インドを旅するなら、列車でいくのがいい。夜行列車は旅をするには最も効率的な選択だろう。夜行列車に乗る場合、同じ客席の人とは、寝てる最中の無防備な瞬間を共有することになる訳で、ある程度、信頼関係を築く必要がある。お菓子を交換しあったり、自己紹介をしたり、個人的におすすめなのは、現地のモノを持ち込むことだ。自分達の文化や生活に興味がある外国人を無碍にするひとは少ない。僕の場合は、ヒンドゥー教の”ウパニシャッド経典”を持ち込んだ。相手が仏教徒ならもとより話には困らない、ヒンドゥー教徒なら、経典を見せ勉強中をアピールする。大学では、サンスクリット語を学んでいたと話せば大ウケ間違いなしだった。

 列車は、食べ方もわからない、豆のおやつを分けてもらって食べ方を教わったり、噛み煙草のすい方を教わったり、現地流の生活を身近に学べる良い場所でもある。ただし、日本人からすれば衛生環境が鬼門かもしれない。

 シャワーはないし、トイレは線路に垂れ流し、でも個人的には、インドの列車のトイレが世界で一番好きだ。方式は和式のようなシステムだが、穴があいているだけ、穴の向こう側には線路が見える。まるで、山の崖から立ちションするような爽快感がある。ホームが臭くなるから、駅に止まってる間は、トイレを我慢しなければいけないのが大変だけど。

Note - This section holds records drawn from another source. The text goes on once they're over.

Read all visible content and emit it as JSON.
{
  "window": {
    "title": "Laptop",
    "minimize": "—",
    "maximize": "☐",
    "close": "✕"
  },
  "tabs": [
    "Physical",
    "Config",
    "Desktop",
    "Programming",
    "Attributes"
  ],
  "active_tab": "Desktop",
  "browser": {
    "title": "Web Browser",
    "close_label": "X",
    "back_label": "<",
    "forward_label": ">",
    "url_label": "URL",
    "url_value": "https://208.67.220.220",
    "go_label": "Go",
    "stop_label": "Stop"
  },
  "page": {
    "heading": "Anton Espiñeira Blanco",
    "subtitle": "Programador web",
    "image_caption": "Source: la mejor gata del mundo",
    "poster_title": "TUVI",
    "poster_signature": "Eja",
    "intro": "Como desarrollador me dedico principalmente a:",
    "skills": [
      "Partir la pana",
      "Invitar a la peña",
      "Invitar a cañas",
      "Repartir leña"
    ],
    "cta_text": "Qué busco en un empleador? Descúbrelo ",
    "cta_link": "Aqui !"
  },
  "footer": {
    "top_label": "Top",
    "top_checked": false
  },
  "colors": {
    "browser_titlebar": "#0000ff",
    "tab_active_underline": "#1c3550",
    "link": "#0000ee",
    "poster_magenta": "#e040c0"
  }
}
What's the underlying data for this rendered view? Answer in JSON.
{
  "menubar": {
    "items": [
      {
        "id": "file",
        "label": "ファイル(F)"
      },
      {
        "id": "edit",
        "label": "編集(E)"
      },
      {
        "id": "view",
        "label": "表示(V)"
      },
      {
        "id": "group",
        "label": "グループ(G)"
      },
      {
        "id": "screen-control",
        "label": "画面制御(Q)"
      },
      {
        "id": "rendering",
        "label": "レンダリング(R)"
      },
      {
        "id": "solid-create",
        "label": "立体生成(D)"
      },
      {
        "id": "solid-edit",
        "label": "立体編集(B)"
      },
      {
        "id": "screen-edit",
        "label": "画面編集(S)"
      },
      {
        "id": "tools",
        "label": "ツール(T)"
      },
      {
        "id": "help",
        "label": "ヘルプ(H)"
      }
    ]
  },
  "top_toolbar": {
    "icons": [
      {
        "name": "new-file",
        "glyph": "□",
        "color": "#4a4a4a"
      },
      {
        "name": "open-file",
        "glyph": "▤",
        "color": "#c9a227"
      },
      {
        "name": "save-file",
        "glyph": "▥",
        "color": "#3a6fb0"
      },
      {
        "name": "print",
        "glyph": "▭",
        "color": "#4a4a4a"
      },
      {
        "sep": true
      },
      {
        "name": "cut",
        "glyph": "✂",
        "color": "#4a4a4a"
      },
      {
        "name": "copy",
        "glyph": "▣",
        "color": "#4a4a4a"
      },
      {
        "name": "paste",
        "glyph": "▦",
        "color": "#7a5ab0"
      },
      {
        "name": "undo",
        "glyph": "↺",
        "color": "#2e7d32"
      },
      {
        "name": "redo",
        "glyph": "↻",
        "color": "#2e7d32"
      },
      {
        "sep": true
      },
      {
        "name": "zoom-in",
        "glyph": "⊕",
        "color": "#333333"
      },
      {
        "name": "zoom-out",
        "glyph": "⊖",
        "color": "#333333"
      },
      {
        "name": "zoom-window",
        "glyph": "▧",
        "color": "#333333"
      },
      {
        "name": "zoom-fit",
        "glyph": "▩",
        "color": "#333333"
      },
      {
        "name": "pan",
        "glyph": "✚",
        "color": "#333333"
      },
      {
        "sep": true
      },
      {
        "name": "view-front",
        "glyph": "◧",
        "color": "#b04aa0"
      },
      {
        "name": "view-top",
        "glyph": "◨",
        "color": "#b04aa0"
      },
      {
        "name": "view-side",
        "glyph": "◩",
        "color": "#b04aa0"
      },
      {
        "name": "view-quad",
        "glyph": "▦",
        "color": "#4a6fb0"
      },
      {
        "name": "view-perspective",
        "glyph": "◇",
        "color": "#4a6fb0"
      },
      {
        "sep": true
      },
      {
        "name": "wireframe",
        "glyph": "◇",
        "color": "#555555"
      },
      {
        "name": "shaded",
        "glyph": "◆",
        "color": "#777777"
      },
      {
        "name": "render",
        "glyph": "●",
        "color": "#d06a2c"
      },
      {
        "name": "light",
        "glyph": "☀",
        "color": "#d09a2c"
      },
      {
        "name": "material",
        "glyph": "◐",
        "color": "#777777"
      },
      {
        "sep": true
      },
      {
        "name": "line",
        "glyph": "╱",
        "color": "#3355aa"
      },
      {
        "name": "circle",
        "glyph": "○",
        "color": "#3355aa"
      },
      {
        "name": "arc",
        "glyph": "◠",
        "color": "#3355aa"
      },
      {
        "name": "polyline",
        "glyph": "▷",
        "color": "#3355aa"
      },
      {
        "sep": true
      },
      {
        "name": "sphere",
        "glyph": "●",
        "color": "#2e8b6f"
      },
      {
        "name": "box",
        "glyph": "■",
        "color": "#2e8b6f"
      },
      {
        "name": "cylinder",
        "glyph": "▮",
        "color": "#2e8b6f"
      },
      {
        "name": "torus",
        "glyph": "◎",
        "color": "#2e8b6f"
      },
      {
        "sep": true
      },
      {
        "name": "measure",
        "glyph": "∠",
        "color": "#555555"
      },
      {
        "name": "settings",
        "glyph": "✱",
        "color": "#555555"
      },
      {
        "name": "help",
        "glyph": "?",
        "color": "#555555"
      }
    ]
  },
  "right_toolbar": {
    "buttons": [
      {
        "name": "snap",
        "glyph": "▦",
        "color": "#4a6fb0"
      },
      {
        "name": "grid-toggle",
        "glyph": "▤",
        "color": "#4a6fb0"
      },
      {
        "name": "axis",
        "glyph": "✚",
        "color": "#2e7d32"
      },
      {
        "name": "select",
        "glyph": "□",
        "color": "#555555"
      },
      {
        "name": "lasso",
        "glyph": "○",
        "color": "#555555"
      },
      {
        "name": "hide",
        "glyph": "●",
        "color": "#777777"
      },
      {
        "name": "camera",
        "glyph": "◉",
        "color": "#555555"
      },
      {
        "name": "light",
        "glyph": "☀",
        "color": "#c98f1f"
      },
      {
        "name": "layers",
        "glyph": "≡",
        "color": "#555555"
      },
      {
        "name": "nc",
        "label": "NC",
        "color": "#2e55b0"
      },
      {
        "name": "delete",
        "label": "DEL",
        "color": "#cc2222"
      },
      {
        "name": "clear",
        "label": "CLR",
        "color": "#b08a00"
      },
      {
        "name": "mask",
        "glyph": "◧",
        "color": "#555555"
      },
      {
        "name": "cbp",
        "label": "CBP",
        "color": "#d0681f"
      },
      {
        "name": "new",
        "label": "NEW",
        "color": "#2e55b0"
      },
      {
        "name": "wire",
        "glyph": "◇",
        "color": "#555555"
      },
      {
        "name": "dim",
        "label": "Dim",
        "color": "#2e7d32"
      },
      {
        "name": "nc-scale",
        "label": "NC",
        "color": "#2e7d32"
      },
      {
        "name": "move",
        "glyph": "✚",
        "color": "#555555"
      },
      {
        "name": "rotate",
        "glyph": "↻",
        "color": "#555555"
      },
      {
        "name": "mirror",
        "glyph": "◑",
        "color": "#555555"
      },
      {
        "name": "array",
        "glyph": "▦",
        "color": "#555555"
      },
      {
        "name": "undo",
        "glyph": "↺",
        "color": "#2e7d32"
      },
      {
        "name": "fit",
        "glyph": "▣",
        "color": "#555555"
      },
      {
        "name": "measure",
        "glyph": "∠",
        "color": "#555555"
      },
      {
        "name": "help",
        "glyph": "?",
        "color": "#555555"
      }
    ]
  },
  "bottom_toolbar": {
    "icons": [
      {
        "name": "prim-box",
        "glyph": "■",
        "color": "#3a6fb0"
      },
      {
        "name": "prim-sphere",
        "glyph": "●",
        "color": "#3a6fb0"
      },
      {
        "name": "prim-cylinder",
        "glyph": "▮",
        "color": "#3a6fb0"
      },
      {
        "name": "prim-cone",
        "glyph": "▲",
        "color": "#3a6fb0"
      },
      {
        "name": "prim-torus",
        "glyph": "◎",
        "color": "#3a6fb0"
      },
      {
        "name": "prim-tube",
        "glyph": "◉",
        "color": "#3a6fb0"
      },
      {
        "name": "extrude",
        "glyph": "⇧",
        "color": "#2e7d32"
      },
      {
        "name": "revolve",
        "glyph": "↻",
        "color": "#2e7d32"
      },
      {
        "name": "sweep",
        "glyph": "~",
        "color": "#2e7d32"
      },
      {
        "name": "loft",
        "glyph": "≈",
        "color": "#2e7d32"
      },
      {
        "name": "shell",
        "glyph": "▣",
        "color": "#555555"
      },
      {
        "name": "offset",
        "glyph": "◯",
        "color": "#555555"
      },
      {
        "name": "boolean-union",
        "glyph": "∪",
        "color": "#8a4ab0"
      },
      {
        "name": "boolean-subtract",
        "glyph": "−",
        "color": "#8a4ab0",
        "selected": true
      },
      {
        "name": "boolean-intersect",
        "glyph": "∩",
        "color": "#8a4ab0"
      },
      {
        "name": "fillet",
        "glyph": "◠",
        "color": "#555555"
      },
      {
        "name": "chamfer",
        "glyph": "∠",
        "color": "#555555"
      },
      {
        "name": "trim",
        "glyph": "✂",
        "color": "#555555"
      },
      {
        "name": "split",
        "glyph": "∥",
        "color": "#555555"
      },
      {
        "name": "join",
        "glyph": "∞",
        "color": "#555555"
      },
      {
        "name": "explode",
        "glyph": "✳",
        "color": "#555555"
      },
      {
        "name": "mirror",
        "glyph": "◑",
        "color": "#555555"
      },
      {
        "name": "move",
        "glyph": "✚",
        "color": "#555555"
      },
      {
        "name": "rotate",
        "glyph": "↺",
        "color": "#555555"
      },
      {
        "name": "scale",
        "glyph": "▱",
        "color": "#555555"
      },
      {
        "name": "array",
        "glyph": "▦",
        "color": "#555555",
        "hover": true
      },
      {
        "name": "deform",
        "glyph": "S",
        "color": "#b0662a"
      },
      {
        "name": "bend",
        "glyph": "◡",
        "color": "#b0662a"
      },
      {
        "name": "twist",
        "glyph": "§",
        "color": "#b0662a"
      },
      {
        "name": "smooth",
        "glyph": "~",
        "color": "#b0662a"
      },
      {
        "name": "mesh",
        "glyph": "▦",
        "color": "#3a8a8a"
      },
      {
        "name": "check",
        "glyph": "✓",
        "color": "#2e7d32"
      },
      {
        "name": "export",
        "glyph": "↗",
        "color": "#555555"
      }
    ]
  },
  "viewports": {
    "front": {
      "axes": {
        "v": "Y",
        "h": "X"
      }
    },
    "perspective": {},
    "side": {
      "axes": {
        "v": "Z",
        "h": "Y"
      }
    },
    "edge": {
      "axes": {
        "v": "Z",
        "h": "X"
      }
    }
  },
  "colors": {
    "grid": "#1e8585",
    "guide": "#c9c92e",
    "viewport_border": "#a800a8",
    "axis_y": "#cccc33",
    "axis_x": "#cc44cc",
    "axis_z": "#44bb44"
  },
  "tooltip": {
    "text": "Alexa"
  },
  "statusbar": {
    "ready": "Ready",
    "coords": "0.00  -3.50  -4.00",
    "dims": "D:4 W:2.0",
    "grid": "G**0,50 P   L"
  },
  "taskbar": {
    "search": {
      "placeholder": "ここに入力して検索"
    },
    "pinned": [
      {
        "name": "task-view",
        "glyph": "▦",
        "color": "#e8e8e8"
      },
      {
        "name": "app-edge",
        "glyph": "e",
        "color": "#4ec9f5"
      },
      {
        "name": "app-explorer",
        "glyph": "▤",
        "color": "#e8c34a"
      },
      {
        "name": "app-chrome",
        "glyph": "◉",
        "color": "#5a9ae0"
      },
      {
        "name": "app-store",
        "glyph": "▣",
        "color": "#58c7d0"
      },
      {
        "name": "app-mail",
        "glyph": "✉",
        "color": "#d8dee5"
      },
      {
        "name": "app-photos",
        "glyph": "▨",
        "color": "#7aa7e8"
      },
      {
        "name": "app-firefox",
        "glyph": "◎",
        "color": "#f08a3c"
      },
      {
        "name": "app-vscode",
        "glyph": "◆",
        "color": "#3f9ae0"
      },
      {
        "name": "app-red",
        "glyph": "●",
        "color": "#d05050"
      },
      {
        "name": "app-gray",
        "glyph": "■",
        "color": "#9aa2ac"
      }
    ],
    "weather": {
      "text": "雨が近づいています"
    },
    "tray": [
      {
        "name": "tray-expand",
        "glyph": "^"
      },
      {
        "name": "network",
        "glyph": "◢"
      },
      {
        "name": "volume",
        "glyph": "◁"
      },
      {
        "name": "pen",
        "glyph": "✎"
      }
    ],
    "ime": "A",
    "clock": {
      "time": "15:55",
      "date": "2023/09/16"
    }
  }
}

 扇風機のついた三等列車、背もたれを立てて三段ベッドになる。魔女の宅急便で列車で寝る事に憧れた人もいるのではなかろうか。自分もそんな一人である。列車の音を聴きながら、揺られながら、寝る経験は何事にも変えられない。

 夜、窓をのぞけば、遠くの方に灯りが少し灯っていて、それが流れていくのが見える。あの灯の下で暮らす人とは一生出会うことはない、ただすれ違うだけの人々がたくさんいる。朝になれば、線路沿いに藁葺きの農村がみえる。線路わきには農業用水が貯められていて、そこに朝一番の用を足しに来る農民が山ほどいる。そんな光景が流れていくのを、眺めながら一日が始まる列車旅は面白い。

走行中も、ドアはあいている。埃っぽい風が入ってくる。

 僕らを乗せて、列車はひたすら広大な大地を進んで行く。